Most of the current trend of horror films are either half-hearted remakes that increase the gore at the expense of genuine scares (The Texas Chainsaw Massacre, Halloween, Black Christmas) or are so derivative that they feel like remakes when they actually aren't (The Unborn). Even the remakes that are now being made are of films that weren't much cop in the first place. Sorority Row? Black Christmas? Who cares about those?

Of course their being second-rate may be considered a reason for remaking them; they weren't good the first time around, why not make them better and for a new audience? But the people making these films aren't John Carpenter or David Cronenberg and the resulting films aren't The Thing or The Fly. The people remaking these films have little or no interest in improving on the original or updating it for the modern age, they just care about making films cheaply, quickly and with just enough scary moments to make a three minute trailer that will recoup their budget and marketing costs.

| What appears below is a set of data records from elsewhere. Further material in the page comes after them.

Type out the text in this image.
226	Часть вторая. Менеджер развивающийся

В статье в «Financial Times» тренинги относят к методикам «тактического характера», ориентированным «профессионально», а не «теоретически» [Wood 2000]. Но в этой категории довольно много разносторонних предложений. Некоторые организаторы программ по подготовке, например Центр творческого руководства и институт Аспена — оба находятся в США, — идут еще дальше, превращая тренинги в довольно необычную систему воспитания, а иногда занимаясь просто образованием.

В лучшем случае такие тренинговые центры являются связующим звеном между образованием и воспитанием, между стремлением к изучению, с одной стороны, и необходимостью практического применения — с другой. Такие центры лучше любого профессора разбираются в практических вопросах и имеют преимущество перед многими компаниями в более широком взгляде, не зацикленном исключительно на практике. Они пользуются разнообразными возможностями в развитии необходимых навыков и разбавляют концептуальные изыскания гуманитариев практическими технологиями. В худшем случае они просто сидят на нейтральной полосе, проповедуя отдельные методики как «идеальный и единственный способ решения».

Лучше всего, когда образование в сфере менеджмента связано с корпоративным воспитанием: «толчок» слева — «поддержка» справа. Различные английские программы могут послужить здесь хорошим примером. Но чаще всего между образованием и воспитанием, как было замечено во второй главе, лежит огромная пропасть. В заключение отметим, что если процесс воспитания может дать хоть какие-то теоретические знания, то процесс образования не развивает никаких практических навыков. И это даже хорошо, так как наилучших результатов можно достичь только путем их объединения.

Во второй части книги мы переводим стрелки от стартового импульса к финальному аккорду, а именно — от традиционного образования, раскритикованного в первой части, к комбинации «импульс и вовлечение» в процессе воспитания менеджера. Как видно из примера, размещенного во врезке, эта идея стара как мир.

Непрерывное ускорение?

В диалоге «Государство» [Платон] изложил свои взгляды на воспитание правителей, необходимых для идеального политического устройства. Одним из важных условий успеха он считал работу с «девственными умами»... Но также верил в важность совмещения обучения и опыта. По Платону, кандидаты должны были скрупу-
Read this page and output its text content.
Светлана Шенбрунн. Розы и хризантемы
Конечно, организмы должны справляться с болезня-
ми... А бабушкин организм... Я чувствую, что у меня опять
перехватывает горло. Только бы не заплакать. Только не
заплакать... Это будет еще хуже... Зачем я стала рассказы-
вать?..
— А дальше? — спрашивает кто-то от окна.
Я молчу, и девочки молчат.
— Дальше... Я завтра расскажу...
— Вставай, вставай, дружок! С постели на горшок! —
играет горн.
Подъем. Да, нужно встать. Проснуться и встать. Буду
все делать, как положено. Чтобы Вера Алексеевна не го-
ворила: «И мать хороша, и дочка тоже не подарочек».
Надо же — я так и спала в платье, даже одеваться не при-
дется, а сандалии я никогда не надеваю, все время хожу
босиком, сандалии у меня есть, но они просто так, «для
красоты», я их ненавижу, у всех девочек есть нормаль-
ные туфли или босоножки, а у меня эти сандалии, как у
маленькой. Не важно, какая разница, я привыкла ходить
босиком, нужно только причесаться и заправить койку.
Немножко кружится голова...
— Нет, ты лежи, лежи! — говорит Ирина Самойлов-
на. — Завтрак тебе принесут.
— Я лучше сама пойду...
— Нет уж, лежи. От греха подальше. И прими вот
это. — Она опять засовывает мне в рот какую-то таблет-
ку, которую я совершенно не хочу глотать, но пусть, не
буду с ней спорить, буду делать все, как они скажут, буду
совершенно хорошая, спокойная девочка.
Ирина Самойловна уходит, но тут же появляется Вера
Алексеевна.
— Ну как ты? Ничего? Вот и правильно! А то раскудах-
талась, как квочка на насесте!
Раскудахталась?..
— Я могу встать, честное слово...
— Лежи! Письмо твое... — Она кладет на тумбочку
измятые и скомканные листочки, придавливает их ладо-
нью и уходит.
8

It's this mentality, this lack of genuine love and affection for horror amongst people who make mainstream horror films, that drives me to support Jennifer's Body, a film which I otherwise haven't really felt too strongly about either way. At least that film looks like it's had some care put into it and is based on an original script, it's not just a hack-job that's been put together to cost as little and make as much as possible. Sure, it's a commercial movie, but it just doesn't have the same cookie cutter mindset of the likes of Sorority Row.